На окраинах Контова встали лагерем две армии. В восточной оконечности города красовались золотисто-зеленые палатки агрийского войска – стройными рядами, будто виноградники на склонах холмов близ Верхнопуля. На западе виднелись юрты картейских степняков, разбросанные в полном беспорядке, как зола и угли погасшего костра. Над лагерем картейцев реял штандарт Великого Хана.
– Неужели хан сражается вместе со всеми? – спросила Тэм.
– Картейцы – не гвардейская кавалерия, а беспорядочная толпа конников. Да, хан ведет их в бой, потому что степняки больше всего уважают силу и ловкость. Если хан не выходит на битву с врагами, то ему приходится отбиваться от друзей.
Тэм поерзала на сиденье – ныла задница, отбитая за целую ночь езды по запущенному тракту. Вдобавок Родерик очень старался не пропускать ни одной ямы на дороге.
– А женщина может стать ханом? – спросила Тэм.
Брюн подул на застуженные руки:
– Еще как. Слыхала про Аугеру?
Тэм помотала головой.
– Ее прозвали Завывательницей и боялись пуще других прославленных воителей. Она завоевала весь юг Агрии и север Нармерии, а потом погибла.
– Как?
Шаман поморщился:
– Ну, как обычно – из-за безрассудства и жадности. Аугера хотела захватить столицу Нармерии и решила отправиться туда самым коротким путем, через Хрусталище. Там и сгинула вместе с тридцатью тысячами конников. С тех пор картейцы называют Аугерой восточный ветер, потому что он воет, как степняки, обезумевшие от жажды в пустыне.

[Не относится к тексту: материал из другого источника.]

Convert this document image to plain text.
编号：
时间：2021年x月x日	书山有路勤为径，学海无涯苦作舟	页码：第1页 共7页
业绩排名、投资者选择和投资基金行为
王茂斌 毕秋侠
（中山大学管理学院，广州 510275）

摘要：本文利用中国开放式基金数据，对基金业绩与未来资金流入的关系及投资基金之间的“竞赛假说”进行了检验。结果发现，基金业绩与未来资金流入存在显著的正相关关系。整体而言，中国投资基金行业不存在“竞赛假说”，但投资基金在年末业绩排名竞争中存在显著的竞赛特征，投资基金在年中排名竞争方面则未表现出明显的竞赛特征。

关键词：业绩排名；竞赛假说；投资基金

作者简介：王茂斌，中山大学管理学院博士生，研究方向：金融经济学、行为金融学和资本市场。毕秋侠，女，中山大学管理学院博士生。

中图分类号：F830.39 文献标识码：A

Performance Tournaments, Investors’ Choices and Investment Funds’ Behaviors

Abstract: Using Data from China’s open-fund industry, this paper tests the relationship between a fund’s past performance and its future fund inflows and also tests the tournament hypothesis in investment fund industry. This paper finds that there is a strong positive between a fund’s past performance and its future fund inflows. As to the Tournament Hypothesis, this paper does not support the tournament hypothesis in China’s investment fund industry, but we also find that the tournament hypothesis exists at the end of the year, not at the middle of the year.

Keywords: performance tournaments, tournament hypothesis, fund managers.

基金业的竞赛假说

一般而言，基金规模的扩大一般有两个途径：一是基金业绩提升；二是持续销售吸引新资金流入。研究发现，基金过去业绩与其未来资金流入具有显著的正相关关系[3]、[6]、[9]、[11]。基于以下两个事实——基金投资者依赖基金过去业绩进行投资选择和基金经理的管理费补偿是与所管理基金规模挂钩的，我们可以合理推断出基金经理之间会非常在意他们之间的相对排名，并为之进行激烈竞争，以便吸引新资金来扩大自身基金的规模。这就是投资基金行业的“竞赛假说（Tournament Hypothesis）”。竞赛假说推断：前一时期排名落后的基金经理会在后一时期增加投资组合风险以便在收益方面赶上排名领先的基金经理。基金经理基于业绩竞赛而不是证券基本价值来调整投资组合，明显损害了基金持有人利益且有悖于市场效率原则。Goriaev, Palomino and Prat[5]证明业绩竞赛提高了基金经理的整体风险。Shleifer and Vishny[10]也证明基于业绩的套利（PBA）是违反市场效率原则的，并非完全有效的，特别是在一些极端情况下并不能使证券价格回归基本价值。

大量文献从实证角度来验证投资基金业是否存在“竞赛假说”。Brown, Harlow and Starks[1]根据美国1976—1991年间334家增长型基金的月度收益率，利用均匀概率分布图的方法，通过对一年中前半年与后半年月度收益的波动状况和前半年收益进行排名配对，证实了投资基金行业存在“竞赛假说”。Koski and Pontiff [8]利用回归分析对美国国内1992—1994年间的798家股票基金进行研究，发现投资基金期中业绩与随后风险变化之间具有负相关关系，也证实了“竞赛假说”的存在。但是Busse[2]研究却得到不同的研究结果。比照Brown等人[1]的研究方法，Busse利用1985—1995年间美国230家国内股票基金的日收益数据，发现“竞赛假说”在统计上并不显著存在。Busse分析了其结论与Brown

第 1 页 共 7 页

– И откуда ты все это знаешь? – полюбопытствовала Тэм.
– Картейцы спьяну много чего рассказывают, – пожал плечами Брюн.
Наконец они подошли к заставе у наружной стены на восточной окраине города. У заставы, именуемой Престольной, толпились беженцы, стремившиеся поскорее укрыться за стенами города, и наемники, стремившиеся поскорее залить глаза в местных кабаках. Роза, направляя Сердцееда как таран, прокладывала дорогу сквозь брошенные ковчеги и тяжело груженные подводы. У ворот стояли амбалы в обтрепанных красных накидках поверх ржавых кольчуг и именем какого-то Табано требовали плату за вход.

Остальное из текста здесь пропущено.